Created 10-16-2017 02:45 AM
How to increase the performance of scoop import using split by and. Mappers
Created 10-16-2017 01:08 PM
To increase the performance of sqoop import increase the no of mappers depending on the source load and no of records which are ingested into HDFS. Also in split by try to use primary key through which you will be able to identify the unique records. So that the records will split into multiple mappers and the ingestion would work faster. Hope It Helps!!

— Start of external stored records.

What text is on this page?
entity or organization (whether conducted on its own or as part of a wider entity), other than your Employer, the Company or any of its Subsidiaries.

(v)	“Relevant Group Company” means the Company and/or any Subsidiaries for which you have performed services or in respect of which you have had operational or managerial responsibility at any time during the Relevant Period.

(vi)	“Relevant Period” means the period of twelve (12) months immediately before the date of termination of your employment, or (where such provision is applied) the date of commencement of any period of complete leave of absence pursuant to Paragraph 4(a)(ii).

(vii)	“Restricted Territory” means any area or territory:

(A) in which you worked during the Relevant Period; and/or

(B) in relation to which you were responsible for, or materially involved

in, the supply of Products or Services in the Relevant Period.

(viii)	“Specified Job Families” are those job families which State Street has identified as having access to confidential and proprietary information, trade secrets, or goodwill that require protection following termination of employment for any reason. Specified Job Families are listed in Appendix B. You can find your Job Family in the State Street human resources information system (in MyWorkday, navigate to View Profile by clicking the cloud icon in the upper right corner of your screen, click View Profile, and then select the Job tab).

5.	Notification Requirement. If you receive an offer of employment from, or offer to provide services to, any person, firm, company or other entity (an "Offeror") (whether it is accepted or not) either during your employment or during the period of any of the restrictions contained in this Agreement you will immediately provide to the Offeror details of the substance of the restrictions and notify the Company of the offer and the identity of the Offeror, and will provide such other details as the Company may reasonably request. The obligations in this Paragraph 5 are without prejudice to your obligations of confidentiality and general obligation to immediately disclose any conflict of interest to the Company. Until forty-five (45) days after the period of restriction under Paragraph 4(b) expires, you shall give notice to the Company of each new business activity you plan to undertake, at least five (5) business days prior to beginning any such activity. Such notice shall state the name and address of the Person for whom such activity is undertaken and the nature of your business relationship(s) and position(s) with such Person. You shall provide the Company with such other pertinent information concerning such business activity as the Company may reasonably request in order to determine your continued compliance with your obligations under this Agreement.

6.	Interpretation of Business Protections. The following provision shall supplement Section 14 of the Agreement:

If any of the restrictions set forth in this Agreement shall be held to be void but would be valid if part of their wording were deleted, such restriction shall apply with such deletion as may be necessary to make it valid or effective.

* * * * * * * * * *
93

Created 10-16-2017 03:47 PM
@Bala Vignesh N V - Thanks for your reply.
When I am trying to perform Sqoop import with DB2:
sqoop import --connect "jdbc:db2://<connectionString>/<DBname>" --username <user> --password <pswd> --table <tablename> --split-by <primary key> --target-dir <dirPath> -m 10
Getting below exeception, but if i remove "-m 10" from the above command it is working absolutely fine with default 4 +2 mappers:
Error: java.io.IOException: SQLException in nextKeyValue at org.apache.sqoop.mapreduce.db.DBRecordReader.nextKeyValue(DBRecordReader.java:277) at org.apache.hadoop.mapred.MapTask$NewTrackingRecordReader.nextKeyValue(MapTask.java:556) at org.apache.hadoop.mapreduce.task.MapContextImpl.nextKeyValue(MapContextImpl.java:80) at org.apache.hadoop.mapreduce.lib.map.WrappedMapper$Context.nextKeyValue(WrappedMapper.java:91) at org.apache.hadoop.mapreduce.Mapper.run(Mapper.java:145) at org.apache.sqoop.mapreduce.AutoProgressMapper.run(AutoProgressMapper.java:64) at org.apache.hadoop.mapred.MapTask.runNewMapper(MapTask.java:787) at org.apache.hadoop.mapred.MapTask.run(MapTask.java:341) at org.apache.hadoop.mapred.YarnChild$2.run(YarnChild.java:168) at java.security.AccessController.doPrivileged(Native Method) at javax.security.auth.Subject.doAs(Subject.java:422) at org.apache.hadoop.security.UserGroupInformation.doAs(UserGroupInformation.java:1657) at org.apache.hadoop.mapred.YarnChild.main(YarnChild.java:162)
Caused by: com.ibm.db2.jcc.am.SqlSyntaxErrorException: DB2 SQL Error: SQLCODE=-104, SQLSTATE=42601, SQLERRMC=駂;AT MICROSECONDS MICROSECOND SECONDS SECOND MINUTES MINUTE HOURS, DRIVER=4.19.66 at com.ibm.db2.jcc.am.kd.a(kd.java:747) at com.ibm.db2.jcc.am.kd.a(kd.java:66)
Created 10-17-2017 12:30 PM
You have to correct the sqoop syntax. Mapper parameter has to be specified before the target directory. Please correct the syntax and re-trigger the sqoop command. It should work fine. Hope if helps!!